Dalam keterangan resminya, FIFA menyebut ajang tersebut akan mengusung konsep festival. Skema serupa sebelumnya diterapkan pada Piala Dunia U-17 2025 di Qatar pada November lalu.
“Ribuan pemuda akan jadi transformasi dalam perkenalan turnamen bergaya festival bertajuk Piala Dunia U-15 yang terbuka untuk 211 federasi,” tulis keterangan tertulis FIFA, Jumat (27/2).
Mulai Digelar 2026 untuk Putra, Putri Menyusul 2027
Rencana penyelenggaraan Piala Dunia U-15 sebelumnya telah diumumkan Dewan FIFA pada Desember 2025. Edisi perdana dijadwalkan berlangsung pada 2026 untuk kategori putra, sementara kategori putri akan mulai digelar pada 2027.

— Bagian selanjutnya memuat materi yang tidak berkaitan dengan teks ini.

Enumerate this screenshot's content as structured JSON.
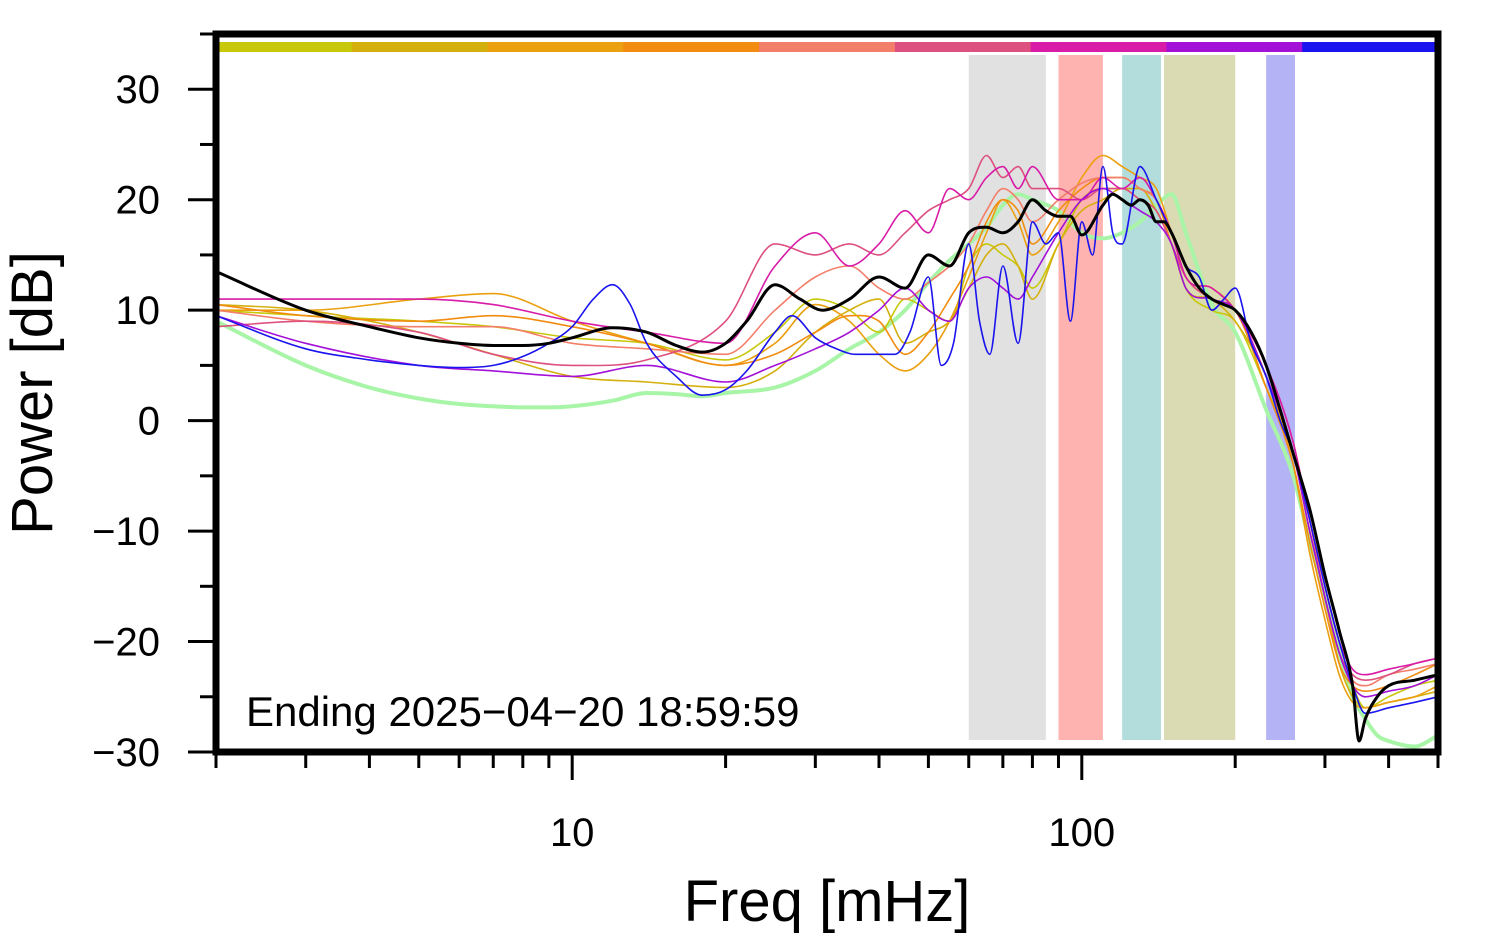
{
  "chart_data": {
    "type": "line",
    "title": "",
    "xlabel": "Freq [mHz]",
    "ylabel": "Power [dB]",
    "xscale": "log",
    "xlim": [
      2,
      500
    ],
    "ylim": [
      -30,
      35
    ],
    "x_ticks": [
      {
        "value": 10,
        "label": "10"
      },
      {
        "value": 100,
        "label": "100"
      }
    ],
    "y_ticks": [
      {
        "value": 30,
        "label": "30"
      },
      {
        "value": 20,
        "label": "20"
      },
      {
        "value": 10,
        "label": "10"
      },
      {
        "value": 0,
        "label": "0"
      },
      {
        "value": -10,
        "label": "−10"
      },
      {
        "value": -20,
        "label": "−20"
      },
      {
        "value": -30,
        "label": "−30"
      }
    ],
    "annotation": "Ending 2025−04−20 18:59:59",
    "color_strip": [
      "#c8c80a",
      "#d4b00c",
      "#eba010",
      "#f28c10",
      "#f37e6a",
      "#dd5080",
      "#d81ca8",
      "#a310d8",
      "#1a14ee"
    ],
    "bands": [
      {
        "x0": 60,
        "x1": 85,
        "color": "#e1e1e1"
      },
      {
        "x0": 90,
        "x1": 110,
        "color": "#ffb3b0"
      },
      {
        "x0": 120,
        "x1": 143,
        "color": "#b3dcdc"
      },
      {
        "x0": 145,
        "x1": 200,
        "color": "#dadab3"
      },
      {
        "x0": 230,
        "x1": 262,
        "color": "#b3b3f5"
      }
    ],
    "series": [
      {
        "color": "#a8f5a8",
        "width": 4,
        "x": [
          2,
          3,
          4,
          5,
          6,
          7,
          8,
          9,
          10,
          12,
          14,
          16,
          18,
          20,
          25,
          30,
          35,
          40,
          45,
          50,
          55,
          60,
          65,
          70,
          75,
          80,
          90,
          100,
          110,
          120,
          130,
          140,
          150,
          160,
          180,
          200,
          230,
          260,
          280,
          300,
          320,
          340,
          360,
          380,
          400,
          450,
          500
        ],
        "y": [
          9,
          5,
          3,
          2,
          1.5,
          1.3,
          1.2,
          1.2,
          1.3,
          1.8,
          2.5,
          2.4,
          2.2,
          2.5,
          3,
          4.5,
          6.5,
          8,
          10,
          12.5,
          14.5,
          16,
          17.5,
          19.5,
          20.5,
          20,
          19,
          17,
          16.5,
          17,
          18,
          19.5,
          20.5,
          17,
          10.5,
          8,
          1,
          -5,
          -11,
          -16,
          -21,
          -25,
          -27,
          -28.5,
          -29,
          -29.5,
          -28.5
        ]
      },
      {
        "color": "#c8c80a",
        "width": 1.6,
        "x": [
          2,
          3,
          5,
          7,
          10,
          14,
          20,
          25,
          30,
          35,
          40,
          45,
          50,
          55,
          60,
          65,
          70,
          75,
          80,
          90,
          100,
          110,
          120,
          130,
          140,
          150,
          160,
          180,
          200,
          230,
          260,
          280,
          300,
          320,
          340,
          360,
          400,
          450,
          500
        ],
        "y": [
          10,
          9.5,
          9,
          8.5,
          7.5,
          7,
          5.5,
          8,
          11,
          10,
          8,
          11,
          10,
          9,
          14,
          16,
          15,
          14,
          12,
          16,
          20,
          21,
          21,
          20,
          19,
          16,
          12,
          10,
          9,
          3,
          -3,
          -9,
          -15,
          -20,
          -24,
          -26,
          -25,
          -24,
          -23.5
        ]
      },
      {
        "color": "#d4b00c",
        "width": 1.6,
        "x": [
          2,
          3,
          5,
          7,
          10,
          14,
          20,
          25,
          30,
          35,
          40,
          45,
          50,
          55,
          60,
          65,
          70,
          75,
          80,
          90,
          100,
          110,
          120,
          130,
          140,
          150,
          160,
          180,
          200,
          230,
          260,
          280,
          300,
          320,
          340,
          360,
          400,
          450,
          500
        ],
        "y": [
          10.5,
          10,
          8,
          6,
          4,
          3.5,
          3,
          4.5,
          8,
          10,
          11,
          7,
          8,
          9,
          12,
          15,
          16,
          14,
          11,
          16,
          19,
          20,
          21,
          21,
          19,
          16,
          12,
          11,
          9,
          4,
          -3,
          -10,
          -16,
          -22,
          -25,
          -26,
          -25.5,
          -25,
          -24.5
        ]
      },
      {
        "color": "#eba010",
        "width": 1.6,
        "x": [
          2,
          3,
          5,
          7,
          10,
          14,
          20,
          25,
          30,
          35,
          40,
          45,
          50,
          55,
          60,
          65,
          70,
          75,
          80,
          90,
          100,
          110,
          120,
          130,
          140,
          150,
          160,
          180,
          200,
          230,
          260,
          280,
          300,
          320,
          340,
          360,
          400,
          450,
          500
        ],
        "y": [
          10,
          10,
          11,
          11.5,
          9,
          7,
          5,
          7,
          10.5,
          9,
          6,
          4.5,
          6,
          9,
          13,
          17,
          20,
          18,
          15,
          18,
          22,
          24,
          23,
          22,
          21,
          17,
          13,
          12,
          10,
          4,
          -4,
          -12,
          -18,
          -23,
          -25.5,
          -26,
          -25.5,
          -25,
          -24
        ]
      },
      {
        "color": "#f28c10",
        "width": 1.6,
        "x": [
          2,
          3,
          5,
          7,
          10,
          14,
          20,
          25,
          30,
          35,
          40,
          45,
          50,
          55,
          60,
          65,
          70,
          75,
          80,
          90,
          100,
          110,
          120,
          130,
          140,
          150,
          160,
          180,
          200,
          230,
          260,
          280,
          300,
          320,
          340,
          360,
          400,
          450,
          500
        ],
        "y": [
          10.5,
          9.5,
          9,
          9.5,
          8.5,
          7,
          5,
          6,
          8,
          9.5,
          9,
          6,
          8,
          11,
          14,
          18,
          20,
          19,
          16,
          19,
          21,
          22,
          22,
          21,
          20,
          16,
          13,
          11,
          10,
          3,
          -4,
          -11,
          -17,
          -22,
          -24,
          -24.5,
          -24,
          -23,
          -22
        ]
      },
      {
        "color": "#f37e6a",
        "width": 1.6,
        "x": [
          2,
          3,
          5,
          7,
          10,
          14,
          20,
          25,
          30,
          35,
          40,
          45,
          50,
          55,
          60,
          65,
          70,
          75,
          80,
          90,
          100,
          110,
          120,
          130,
          140,
          150,
          160,
          180,
          200,
          230,
          260,
          280,
          300,
          320,
          340,
          360,
          400,
          450,
          500
        ],
        "y": [
          10,
          9,
          8.5,
          8.5,
          7,
          6.5,
          6,
          10,
          13,
          14,
          12,
          11,
          12.5,
          14,
          16,
          19,
          21,
          20,
          18,
          20,
          21.5,
          22,
          22,
          21,
          20,
          17,
          13,
          12,
          10,
          5,
          -2,
          -9,
          -16,
          -21,
          -23.5,
          -24,
          -23,
          -22.5,
          -22
        ]
      },
      {
        "color": "#dd5080",
        "width": 1.6,
        "x": [
          2,
          3,
          5,
          7,
          10,
          14,
          20,
          25,
          30,
          35,
          40,
          45,
          50,
          55,
          60,
          65,
          70,
          75,
          80,
          90,
          100,
          110,
          120,
          130,
          140,
          150,
          160,
          180,
          200,
          230,
          260,
          280,
          300,
          320,
          340,
          360,
          400,
          450,
          500
        ],
        "y": [
          8.5,
          9,
          8,
          6,
          5,
          5.5,
          9,
          16,
          15,
          16,
          15,
          17,
          19,
          20,
          21,
          24,
          22,
          23,
          21,
          21,
          20,
          21,
          21,
          20,
          19,
          16,
          13,
          11,
          10,
          4,
          -3,
          -10,
          -16,
          -21,
          -23,
          -23.5,
          -23,
          -22,
          -21.5
        ]
      },
      {
        "color": "#d81ca8",
        "width": 1.6,
        "x": [
          2,
          3,
          5,
          7,
          10,
          14,
          20,
          25,
          30,
          35,
          40,
          45,
          50,
          55,
          60,
          65,
          70,
          75,
          80,
          90,
          100,
          110,
          120,
          130,
          140,
          150,
          160,
          180,
          200,
          230,
          260,
          280,
          300,
          320,
          340,
          360,
          400,
          450,
          500
        ],
        "y": [
          11,
          11,
          11,
          10.5,
          9,
          8,
          7,
          14,
          17,
          14,
          16,
          19,
          17,
          21,
          20,
          22,
          23,
          21,
          23,
          20,
          20,
          22,
          21,
          22,
          20,
          17,
          13,
          12,
          10,
          5,
          -2,
          -9,
          -15,
          -20,
          -22.5,
          -23,
          -22.5,
          -22,
          -21.5
        ]
      },
      {
        "color": "#a310d8",
        "width": 1.6,
        "x": [
          2,
          3,
          5,
          7,
          10,
          14,
          20,
          25,
          30,
          35,
          40,
          45,
          50,
          55,
          60,
          65,
          70,
          75,
          80,
          90,
          100,
          110,
          120,
          130,
          140,
          150,
          160,
          180,
          200,
          230,
          260,
          280,
          300,
          320,
          340,
          360,
          400,
          450,
          500
        ],
        "y": [
          9.5,
          7,
          5,
          4.5,
          4,
          5,
          3.5,
          5,
          6.5,
          8,
          10,
          12,
          10,
          9,
          12,
          13,
          12,
          11,
          13,
          17,
          20,
          21,
          20,
          19,
          18,
          16,
          12,
          11,
          10,
          4,
          -3,
          -10,
          -16,
          -21,
          -24,
          -25,
          -24.5,
          -24,
          -23
        ]
      },
      {
        "color": "#1a14ee",
        "width": 1.6,
        "x": [
          2,
          3,
          4,
          5,
          6,
          7,
          8,
          9,
          10,
          11,
          12,
          13,
          14,
          16,
          18,
          20,
          22,
          25,
          27,
          30,
          33,
          36,
          40,
          43,
          46,
          50,
          53,
          56,
          60,
          63,
          66,
          70,
          75,
          80,
          85,
          90,
          95,
          100,
          105,
          110,
          115,
          120,
          130,
          140,
          150,
          160,
          170,
          180,
          190,
          200,
          215,
          230,
          245,
          260,
          280,
          300,
          320,
          340,
          360,
          400,
          450,
          500
        ],
        "y": [
          9.5,
          6.5,
          5.5,
          5,
          4.8,
          5,
          5.8,
          7,
          8.5,
          11,
          12.3,
          10.5,
          7,
          4,
          2.3,
          2.8,
          4.5,
          8,
          9.5,
          7.5,
          6.5,
          6,
          6,
          6,
          8,
          13,
          5,
          7,
          16,
          9,
          6,
          14,
          7,
          18,
          16,
          17,
          9,
          18,
          15,
          23,
          17,
          16,
          23,
          20,
          17,
          14,
          13,
          10,
          11,
          12,
          7,
          4,
          0,
          -3,
          -9,
          -15,
          -20,
          -24,
          -26.5,
          -26,
          -25.5,
          -25
        ]
      },
      {
        "color": "#000000",
        "width": 3,
        "x": [
          2,
          3,
          4,
          5,
          6,
          7,
          8,
          9,
          10,
          12,
          14,
          16,
          18,
          20,
          22,
          25,
          28,
          31,
          35,
          40,
          45,
          50,
          55,
          60,
          65,
          70,
          75,
          80,
          85,
          90,
          95,
          100,
          110,
          115,
          120,
          125,
          130,
          135,
          140,
          145,
          150,
          160,
          170,
          180,
          190,
          200,
          215,
          230,
          245,
          260,
          280,
          300,
          320,
          340,
          350,
          360,
          380,
          400,
          450,
          500
        ],
        "y": [
          13.5,
          10,
          8.5,
          7.5,
          7,
          6.8,
          6.8,
          7,
          7.5,
          8.4,
          8,
          6.8,
          6.2,
          7,
          9,
          12.3,
          11,
          10,
          11,
          13,
          12,
          15,
          14,
          17,
          17.5,
          17,
          18,
          20,
          19,
          18.5,
          18.5,
          16.8,
          19.5,
          20.5,
          20,
          19.5,
          20,
          19.5,
          18,
          18,
          17,
          14,
          12,
          11,
          10.5,
          10,
          8,
          5,
          1,
          -3,
          -8,
          -14,
          -19,
          -24,
          -29,
          -27,
          -25,
          -24,
          -23.5,
          -23
        ]
      }
    ]
  }
}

“Sebagai bagian dari komitmen FIFA untuk mempromosikan kompetisi tim muda, Dewan FIFA mengonfirmasi perkenalan Piala Dunia U-15 dengan konsep festival kategori putra dan putri yang terbuka untuk 211 Asosiasi Anggota [FIFA],” tulis situs resmi FIFA.
“Edisi pertama akan diikuti oleh tim putra pada 2026. Lalu pada 2027 akan melibatkan tim putri,” lanjut laporan tersebut.
Setelah sempat digelar bersamaan pada 2027, turnamen Piala Dunia U-15 putra dan putri rencananya akan dipisahkan mulai 2028.
Format Pertandingan Lebih Singkat dan Lapangan Lebih Kecil
Selain mengusung konsep festival, FIFA juga menyiapkan sejumlah penyesuaian dalam format pertandingan. Beberapa perbedaan dibanding turnamen usia muda lainnya antara lain durasi laga yang lebih singkat, penggunaan lapangan berukuran lebih kecil, serta jumlah pemain yang bertanding sebanyak tujuh lawan tujuh atau sembilan lawan sembilan.
Langkah ini menjadi bagian dari pendekatan baru FIFA dalam pengembangan kompetisi usia muda di level internasional.